E’ sconfortante leggere i dati appena pubblicati sul capitale umano dell’ISTAT, e soprattutto verificare che “il capitale umano maschile vale quasi il doppio del capitale umano femminile”. Sia per il dato, ma soprattutto per la sua costruzione. Tutto perché si valuta il valore della persona solo a partire da variabili economiche antiche: stipendi, partecipazione al mercato del lavoro, istruzione…
Eppure proprio l’Istat aveva lanciato con il CNEL, appena pochi mesi fa, una batteria di nuovi indicatori di benessere, che provavano a valorizzare (a dare valore economico, cioè) al mondo del terzo settore, al volontariato, alla capacità femminile di tenere insieme le relazioni. Ed è noto il lavoro della Commissione Stiegliz e Sen (due premi Nobel!), in Francia, per rivedere le stime del PIL tenendo conto non solo delle tonnellate di acciaio fatturato, ma anche della presenza di valori e risorse non materiali: la presenza di associazioni di volontariato, la coesione delle famiglie, ecc.

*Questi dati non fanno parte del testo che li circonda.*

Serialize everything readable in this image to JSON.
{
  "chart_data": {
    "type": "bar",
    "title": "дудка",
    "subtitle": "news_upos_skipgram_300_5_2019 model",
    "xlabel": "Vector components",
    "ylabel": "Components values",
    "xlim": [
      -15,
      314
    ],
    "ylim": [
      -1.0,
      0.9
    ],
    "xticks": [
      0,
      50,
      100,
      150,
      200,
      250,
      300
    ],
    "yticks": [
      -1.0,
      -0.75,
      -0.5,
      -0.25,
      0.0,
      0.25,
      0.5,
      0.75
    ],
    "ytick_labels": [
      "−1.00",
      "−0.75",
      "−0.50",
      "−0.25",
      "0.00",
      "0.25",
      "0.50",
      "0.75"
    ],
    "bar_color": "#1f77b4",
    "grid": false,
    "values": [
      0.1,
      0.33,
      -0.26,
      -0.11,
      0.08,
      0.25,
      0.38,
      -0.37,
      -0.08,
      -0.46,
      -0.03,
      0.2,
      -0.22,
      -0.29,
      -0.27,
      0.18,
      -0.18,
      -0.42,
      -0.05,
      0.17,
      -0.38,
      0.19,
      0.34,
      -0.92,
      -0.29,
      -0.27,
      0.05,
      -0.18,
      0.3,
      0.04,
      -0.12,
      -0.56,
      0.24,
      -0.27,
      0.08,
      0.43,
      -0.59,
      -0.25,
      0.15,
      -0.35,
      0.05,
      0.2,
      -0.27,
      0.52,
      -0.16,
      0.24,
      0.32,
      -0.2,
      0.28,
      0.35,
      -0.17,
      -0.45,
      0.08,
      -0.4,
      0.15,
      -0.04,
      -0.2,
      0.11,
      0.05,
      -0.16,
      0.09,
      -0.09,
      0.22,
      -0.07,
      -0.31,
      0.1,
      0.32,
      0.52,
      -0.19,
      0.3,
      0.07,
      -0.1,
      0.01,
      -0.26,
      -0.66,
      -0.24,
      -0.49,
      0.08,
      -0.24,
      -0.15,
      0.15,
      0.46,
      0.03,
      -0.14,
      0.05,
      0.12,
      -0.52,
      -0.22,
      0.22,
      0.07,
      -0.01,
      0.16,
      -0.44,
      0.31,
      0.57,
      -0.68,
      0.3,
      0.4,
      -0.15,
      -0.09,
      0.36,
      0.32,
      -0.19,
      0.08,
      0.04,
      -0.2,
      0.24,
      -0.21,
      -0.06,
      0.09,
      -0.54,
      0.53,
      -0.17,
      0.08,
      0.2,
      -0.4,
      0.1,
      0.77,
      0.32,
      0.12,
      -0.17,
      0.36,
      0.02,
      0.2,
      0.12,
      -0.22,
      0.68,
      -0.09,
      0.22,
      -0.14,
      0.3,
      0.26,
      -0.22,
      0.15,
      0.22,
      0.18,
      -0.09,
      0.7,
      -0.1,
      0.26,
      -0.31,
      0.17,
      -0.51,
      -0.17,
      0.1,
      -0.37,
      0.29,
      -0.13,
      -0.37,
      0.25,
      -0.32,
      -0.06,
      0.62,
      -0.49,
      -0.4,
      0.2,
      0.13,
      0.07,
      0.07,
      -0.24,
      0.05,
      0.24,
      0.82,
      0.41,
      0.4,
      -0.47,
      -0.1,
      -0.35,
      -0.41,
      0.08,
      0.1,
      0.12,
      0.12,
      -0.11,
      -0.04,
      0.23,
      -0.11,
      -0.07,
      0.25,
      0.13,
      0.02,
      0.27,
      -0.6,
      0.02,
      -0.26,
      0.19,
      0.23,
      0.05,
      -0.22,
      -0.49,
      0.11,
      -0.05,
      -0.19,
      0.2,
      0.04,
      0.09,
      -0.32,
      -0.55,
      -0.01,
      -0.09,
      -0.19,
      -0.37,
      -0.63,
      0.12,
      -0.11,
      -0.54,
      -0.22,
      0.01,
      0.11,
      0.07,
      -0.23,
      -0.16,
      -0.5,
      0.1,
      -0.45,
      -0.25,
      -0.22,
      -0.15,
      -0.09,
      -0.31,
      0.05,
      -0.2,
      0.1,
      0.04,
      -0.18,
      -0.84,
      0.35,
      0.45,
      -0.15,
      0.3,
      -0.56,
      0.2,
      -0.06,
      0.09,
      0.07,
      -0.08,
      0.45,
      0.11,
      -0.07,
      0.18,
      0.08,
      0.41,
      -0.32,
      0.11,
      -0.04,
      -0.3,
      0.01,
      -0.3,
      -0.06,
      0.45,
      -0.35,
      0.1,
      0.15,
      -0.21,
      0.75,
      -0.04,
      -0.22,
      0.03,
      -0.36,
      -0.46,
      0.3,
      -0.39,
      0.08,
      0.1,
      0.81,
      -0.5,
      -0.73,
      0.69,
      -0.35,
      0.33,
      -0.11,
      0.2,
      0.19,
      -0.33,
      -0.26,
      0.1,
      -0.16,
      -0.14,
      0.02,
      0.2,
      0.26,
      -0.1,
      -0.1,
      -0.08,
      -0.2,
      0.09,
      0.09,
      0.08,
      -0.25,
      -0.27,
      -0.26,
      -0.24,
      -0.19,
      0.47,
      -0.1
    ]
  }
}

Davvero è una barzelletta, l’idea che se assumo una collaboratrice familiare il PIL cresce (salario, tasse, un lavoratore in più), mentre il lavoro di una donna che sceglie di restare a casa per funzioni di cura o per pura libertà di scelta non sposta di una virgola il benessere del Paese. Falsità, quasi una battuta da cabaret: «la casalinga deprime il PIL», perché non ha uno stipendio: ma lavora e genera benessere e capitale sociale, ah quanto ne genera!. Infatti il valore del lavoro non retribuito nel nostro Paese è ben superiore a qualunque manovra finanziaria. Pensate alle ambulanze: quanto lavoro volontario (anche di professionisti, medici, infermieri), ci consente di avere un sistema adeguato di pronto soccorso. Senza costi per lo stato, ma vuol dire senza valore per la collettività?
Occorre cambiare i manuali su cui studiano i nostri economisti, ripartendo dalle università: ormai, chi si è già laureato – quasi tutti – sembrano ormai ammalati di “economicismo cronico”, e non riescono a leggere il capitale sociale e il valore aggiunto della gratuità e dell’impegno per gli altri non retribuito. Da anni i Rapporto Cisf richiamano la necessità di cambiare modo di leggere la realtà, ma senza ascolto. Così si capisce perché la famiglia è sempre vista come un costo, e non come una risorsa insostituibile del nostro Paese. Chi saprà cambiare occhiali, per leggere davvero le risorse reali del Paese?